Theres so much more to the story that this blog won’t allow for, and a lot has happened in the last seventeen years since dad’s death. But I will tell you this, I forgive my dad for leaving us, both times. Because of my trust in Christ, because of my hope in God’s redemptive work though the cross of Christ I am able to keep living. I’m able to keep the pursuit of being a godly husband, of being a father to my kids and to keep pointing them back to Christ. I’m able to process my sadness when I miss him so deeply. His mistakes are a lesson to me on what not to do, and how not to live. I thank God for my dad. There are so many life events that he has missed out upon; watching all his kids become God fearing adults, his grandkids growing up and learning to chase after the heart of God, and missing the joy of his great grands.
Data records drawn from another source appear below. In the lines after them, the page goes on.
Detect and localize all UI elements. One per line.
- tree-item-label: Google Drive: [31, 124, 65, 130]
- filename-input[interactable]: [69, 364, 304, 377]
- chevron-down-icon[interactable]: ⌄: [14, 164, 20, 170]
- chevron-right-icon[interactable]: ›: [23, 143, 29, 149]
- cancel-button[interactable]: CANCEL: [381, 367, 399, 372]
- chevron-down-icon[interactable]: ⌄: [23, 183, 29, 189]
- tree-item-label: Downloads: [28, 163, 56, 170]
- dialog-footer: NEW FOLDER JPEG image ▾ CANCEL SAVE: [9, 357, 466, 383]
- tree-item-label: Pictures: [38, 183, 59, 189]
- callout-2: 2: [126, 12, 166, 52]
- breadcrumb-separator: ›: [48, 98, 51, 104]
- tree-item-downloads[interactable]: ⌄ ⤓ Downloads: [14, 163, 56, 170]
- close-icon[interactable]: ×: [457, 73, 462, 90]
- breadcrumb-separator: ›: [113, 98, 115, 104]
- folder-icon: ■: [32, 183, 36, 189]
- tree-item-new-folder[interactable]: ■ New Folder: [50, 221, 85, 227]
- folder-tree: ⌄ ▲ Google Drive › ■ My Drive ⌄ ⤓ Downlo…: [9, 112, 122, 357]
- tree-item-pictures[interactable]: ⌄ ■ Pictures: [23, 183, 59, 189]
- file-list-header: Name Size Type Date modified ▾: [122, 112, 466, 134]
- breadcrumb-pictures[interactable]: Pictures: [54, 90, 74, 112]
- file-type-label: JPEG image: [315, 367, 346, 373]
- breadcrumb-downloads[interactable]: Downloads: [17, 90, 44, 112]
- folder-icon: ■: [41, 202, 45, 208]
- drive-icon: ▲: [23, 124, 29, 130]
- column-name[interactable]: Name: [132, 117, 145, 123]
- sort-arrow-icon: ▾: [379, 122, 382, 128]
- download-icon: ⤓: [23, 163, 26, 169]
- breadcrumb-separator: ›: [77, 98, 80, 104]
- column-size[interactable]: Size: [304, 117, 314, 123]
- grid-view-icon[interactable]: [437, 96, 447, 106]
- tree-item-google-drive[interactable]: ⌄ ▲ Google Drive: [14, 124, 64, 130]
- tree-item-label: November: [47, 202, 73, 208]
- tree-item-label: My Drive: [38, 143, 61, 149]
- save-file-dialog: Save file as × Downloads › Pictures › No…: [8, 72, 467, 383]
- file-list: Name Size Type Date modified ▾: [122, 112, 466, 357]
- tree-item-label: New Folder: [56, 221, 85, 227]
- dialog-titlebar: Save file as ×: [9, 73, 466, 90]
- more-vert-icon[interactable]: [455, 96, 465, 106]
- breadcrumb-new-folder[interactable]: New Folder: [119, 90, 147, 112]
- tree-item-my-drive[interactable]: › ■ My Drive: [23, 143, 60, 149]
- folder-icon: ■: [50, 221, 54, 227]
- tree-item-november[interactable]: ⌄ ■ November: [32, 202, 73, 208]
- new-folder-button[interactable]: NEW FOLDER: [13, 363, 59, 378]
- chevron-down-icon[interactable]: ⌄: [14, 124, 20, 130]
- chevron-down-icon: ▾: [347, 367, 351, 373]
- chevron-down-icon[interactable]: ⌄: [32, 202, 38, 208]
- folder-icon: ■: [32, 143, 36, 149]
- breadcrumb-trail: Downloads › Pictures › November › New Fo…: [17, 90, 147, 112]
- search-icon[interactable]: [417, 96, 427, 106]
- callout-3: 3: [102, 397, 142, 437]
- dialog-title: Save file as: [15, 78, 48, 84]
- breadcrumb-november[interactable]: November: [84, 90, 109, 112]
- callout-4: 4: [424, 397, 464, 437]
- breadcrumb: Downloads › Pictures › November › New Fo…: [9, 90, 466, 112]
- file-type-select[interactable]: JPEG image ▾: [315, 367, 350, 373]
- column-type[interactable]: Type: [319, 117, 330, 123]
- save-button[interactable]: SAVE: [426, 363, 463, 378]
It is my hope for you fathers reading this that your Father’s day was blessed. But more importantly, I hope that you have found your purpose, your healing and your salvation in Christ. There is a great worship album that I have been soaking upon, “here as in Heaven by elevation Worship. Here’s one of the life-giving songs for you to soak upon: https://m.youtube.com/watch?v=rYQ5yXCc_CA
I can tell you that whatever good you may see in me, any success that I may have in my family, is only because I have had to spend many a moment over the last 30 plus years at the altar of Jesus. In Him, I have found healing to my broken heart. In Him, I have found the strength to take on a new day when my heart is just not in it. In Him I have found courage to face my fears: fears of failing as a husband, a father, a man after His heart, that He won’t forgive me of my repeated sins. My dads errors, his failings have pushed me closer to the cross. I fail daily. In my heart and my mind I fall short of Him and His will for me…but I also swim in the ocean of His grace and forgiveness.
The word of God is filled with a history of broken men who have been used to accomplish His purpose, and His purpose continues today. Are you men, part of His purpose, or are you hamstrung by some sin that the enemy has convinced you to live with? My God tells us to throw it aside and run! “…let us lay aside every weight, and the sin which so easily ensnares us, and let us run with endurance the race that is set before us, looking unto Jesus, the author and finisher of our faith, who for the joy that was set before Him endured the cross, despising the shame, and has sat down at the right hand of the throne of God.” Hebrews 12.
I love my dad. I hope and pray that somehow, he found Jesus before he took his last breath in that lonely hotel room. I trust my sovereign Father in heaven to make that call. For you and me, who are still breathing, we need to keep running. Run my brothers. Run to Jesus. Run to your victory. Run to your healing. Run to your Savior and settle for nothing less, than all of Him. Peace friends.